Conflicto interno, bases militares y… fin del fin

En los inicios de la seguridad democrática se afirmó que en pocos meses era posible ganar militarmente una guerra de más de 50 años. Después de la “operación jaque” el propio Comandante del Ejército sentenció “el fin del fin” del conflicto. Evidentemente se infringieron daños a la insurgencia, pero la experiencia enseña que un conflicto con hondas raíces sociales y políticas no tiene desenlace bélico. Por ello tanto la Corporación Arco Iris como la Cruz Roja Internacional coinciden en que hay un nuevo fortalecimiento de las FARC. La Cruz Roja llama la atención de que las FARC "tienen de nuevo una capacidad, como vemos en estos dos o tres últimos meses, para continuar siendo un actor importante del conflicto armado".

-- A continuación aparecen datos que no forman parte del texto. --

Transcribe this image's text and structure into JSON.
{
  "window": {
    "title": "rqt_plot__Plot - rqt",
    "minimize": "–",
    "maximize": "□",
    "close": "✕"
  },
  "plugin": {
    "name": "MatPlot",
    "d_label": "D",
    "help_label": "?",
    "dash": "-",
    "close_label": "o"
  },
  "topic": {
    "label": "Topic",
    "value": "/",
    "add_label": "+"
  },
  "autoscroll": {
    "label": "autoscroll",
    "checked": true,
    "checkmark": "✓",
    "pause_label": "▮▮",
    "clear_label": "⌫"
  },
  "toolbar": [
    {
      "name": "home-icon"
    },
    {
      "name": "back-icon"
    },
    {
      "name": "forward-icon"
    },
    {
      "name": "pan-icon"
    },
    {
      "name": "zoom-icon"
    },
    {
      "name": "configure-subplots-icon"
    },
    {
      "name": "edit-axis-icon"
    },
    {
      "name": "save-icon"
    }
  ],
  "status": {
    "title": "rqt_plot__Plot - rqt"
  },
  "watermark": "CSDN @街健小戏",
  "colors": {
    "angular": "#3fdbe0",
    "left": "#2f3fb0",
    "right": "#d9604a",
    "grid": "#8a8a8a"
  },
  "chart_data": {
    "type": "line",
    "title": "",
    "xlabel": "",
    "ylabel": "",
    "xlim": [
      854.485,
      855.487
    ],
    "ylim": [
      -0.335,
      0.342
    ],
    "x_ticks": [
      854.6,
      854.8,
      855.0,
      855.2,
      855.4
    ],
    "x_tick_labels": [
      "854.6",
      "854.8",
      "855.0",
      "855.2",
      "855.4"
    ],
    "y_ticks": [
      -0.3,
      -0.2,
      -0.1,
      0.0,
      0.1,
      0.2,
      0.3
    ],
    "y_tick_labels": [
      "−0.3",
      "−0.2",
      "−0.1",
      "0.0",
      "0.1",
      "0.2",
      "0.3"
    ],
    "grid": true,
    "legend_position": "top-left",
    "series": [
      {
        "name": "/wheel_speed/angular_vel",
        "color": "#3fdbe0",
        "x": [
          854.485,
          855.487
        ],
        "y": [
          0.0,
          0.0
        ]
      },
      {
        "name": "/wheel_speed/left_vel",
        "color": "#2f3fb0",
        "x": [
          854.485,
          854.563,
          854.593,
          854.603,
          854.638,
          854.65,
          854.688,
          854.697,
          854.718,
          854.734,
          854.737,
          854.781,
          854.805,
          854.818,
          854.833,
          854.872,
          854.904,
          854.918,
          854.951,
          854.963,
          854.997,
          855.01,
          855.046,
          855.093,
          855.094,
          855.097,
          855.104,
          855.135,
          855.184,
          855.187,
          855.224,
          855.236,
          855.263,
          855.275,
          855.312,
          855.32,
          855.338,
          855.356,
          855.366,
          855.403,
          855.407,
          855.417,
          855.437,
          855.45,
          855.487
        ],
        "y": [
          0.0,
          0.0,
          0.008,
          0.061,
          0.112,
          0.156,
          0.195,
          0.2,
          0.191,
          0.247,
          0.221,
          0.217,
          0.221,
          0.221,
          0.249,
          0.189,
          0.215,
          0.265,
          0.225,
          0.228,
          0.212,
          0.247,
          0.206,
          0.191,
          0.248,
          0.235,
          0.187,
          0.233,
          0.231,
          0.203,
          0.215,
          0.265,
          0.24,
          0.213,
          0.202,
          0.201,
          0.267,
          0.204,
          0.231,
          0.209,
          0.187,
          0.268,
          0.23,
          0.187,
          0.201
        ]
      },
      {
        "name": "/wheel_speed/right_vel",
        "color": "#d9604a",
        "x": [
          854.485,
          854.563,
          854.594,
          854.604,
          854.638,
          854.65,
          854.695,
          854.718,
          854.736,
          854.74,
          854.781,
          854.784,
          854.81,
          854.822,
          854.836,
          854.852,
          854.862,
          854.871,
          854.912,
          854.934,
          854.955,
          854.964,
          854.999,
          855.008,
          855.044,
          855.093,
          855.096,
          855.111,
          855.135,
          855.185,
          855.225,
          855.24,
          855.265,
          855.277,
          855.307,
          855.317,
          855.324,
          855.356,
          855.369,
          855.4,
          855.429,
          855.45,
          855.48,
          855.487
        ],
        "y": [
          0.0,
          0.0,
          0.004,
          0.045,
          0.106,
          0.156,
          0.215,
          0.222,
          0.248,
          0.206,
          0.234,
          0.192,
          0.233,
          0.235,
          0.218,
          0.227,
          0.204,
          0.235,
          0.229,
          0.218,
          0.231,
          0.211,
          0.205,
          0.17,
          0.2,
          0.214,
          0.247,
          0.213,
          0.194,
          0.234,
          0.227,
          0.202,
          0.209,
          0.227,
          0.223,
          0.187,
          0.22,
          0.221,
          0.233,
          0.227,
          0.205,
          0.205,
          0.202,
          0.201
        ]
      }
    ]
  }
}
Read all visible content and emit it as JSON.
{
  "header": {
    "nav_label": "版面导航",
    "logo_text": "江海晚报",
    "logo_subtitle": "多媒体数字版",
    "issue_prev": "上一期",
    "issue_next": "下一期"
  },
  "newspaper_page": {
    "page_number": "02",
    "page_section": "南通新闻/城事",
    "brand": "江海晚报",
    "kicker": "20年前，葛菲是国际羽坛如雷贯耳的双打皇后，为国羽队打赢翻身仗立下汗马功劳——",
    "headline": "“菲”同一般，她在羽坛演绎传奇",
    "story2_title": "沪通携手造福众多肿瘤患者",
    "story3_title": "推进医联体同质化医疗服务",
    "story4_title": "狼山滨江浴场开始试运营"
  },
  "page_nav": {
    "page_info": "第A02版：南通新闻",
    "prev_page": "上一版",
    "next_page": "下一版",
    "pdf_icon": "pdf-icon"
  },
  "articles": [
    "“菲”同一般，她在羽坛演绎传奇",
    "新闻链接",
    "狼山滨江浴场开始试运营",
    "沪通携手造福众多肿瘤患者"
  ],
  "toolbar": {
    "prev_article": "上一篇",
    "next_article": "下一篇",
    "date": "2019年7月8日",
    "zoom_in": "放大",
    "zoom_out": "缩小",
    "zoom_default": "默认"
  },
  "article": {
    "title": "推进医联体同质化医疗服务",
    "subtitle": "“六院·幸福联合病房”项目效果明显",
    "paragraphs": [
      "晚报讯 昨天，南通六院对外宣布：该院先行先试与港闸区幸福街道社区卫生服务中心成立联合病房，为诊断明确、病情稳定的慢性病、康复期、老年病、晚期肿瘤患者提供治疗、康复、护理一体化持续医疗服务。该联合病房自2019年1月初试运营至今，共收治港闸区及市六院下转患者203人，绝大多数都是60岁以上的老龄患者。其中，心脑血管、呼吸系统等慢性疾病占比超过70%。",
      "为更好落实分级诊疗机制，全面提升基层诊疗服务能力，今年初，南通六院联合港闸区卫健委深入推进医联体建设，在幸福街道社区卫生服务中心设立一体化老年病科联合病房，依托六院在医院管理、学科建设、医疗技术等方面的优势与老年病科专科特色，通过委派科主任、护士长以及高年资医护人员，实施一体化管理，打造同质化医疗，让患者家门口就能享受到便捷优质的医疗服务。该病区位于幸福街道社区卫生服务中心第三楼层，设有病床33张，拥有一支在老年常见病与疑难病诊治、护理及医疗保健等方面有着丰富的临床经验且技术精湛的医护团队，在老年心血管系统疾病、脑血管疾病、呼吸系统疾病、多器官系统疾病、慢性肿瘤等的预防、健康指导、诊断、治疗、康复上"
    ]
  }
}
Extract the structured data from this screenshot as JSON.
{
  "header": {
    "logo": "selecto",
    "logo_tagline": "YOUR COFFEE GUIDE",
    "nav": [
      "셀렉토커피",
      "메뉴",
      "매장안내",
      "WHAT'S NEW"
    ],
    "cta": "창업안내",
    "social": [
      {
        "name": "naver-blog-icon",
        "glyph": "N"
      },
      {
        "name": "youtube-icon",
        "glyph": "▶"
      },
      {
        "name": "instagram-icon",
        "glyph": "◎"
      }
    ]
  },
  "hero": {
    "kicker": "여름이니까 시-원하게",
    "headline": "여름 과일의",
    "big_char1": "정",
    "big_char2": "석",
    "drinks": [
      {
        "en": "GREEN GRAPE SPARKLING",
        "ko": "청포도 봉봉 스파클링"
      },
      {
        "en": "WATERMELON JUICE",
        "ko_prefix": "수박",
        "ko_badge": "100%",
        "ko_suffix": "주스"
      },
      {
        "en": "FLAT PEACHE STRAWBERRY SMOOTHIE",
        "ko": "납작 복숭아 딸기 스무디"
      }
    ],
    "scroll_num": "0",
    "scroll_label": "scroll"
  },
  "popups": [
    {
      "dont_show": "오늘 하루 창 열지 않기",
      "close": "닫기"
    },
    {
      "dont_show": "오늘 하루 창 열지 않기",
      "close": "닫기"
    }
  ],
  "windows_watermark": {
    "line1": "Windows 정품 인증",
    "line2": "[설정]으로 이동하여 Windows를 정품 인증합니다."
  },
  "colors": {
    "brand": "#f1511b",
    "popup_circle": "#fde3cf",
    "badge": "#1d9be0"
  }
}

Lo cierto es que los periódicos y noticieros de toda naturaleza reseñan y titulan todos los días sobre innumerables combates entre Estado y guerrilla. Entonces una guerrilla que no existe ¿cómo es capaz de ser protagonista de tantos episodios que atraen la atención nacional? ¿Cómo es posible que un enemigo interno que está al borde de su desaparición suscite ejercicios militares de la IV flota sobre las costas caribes o la instalación de siete bases militares norteamericanas? Estas realidades esconden en verdad una fractura de la solución militar del Conflicto.

Qué no decir sobre los impactos negativos del ataque militar a Sucumbíos en el Ecuador y de las pésimas relaciones de Colombia con sus vecinos.

Así las cosas, ¿reelegiría usted la seguridad democrática y la confianza inversionista?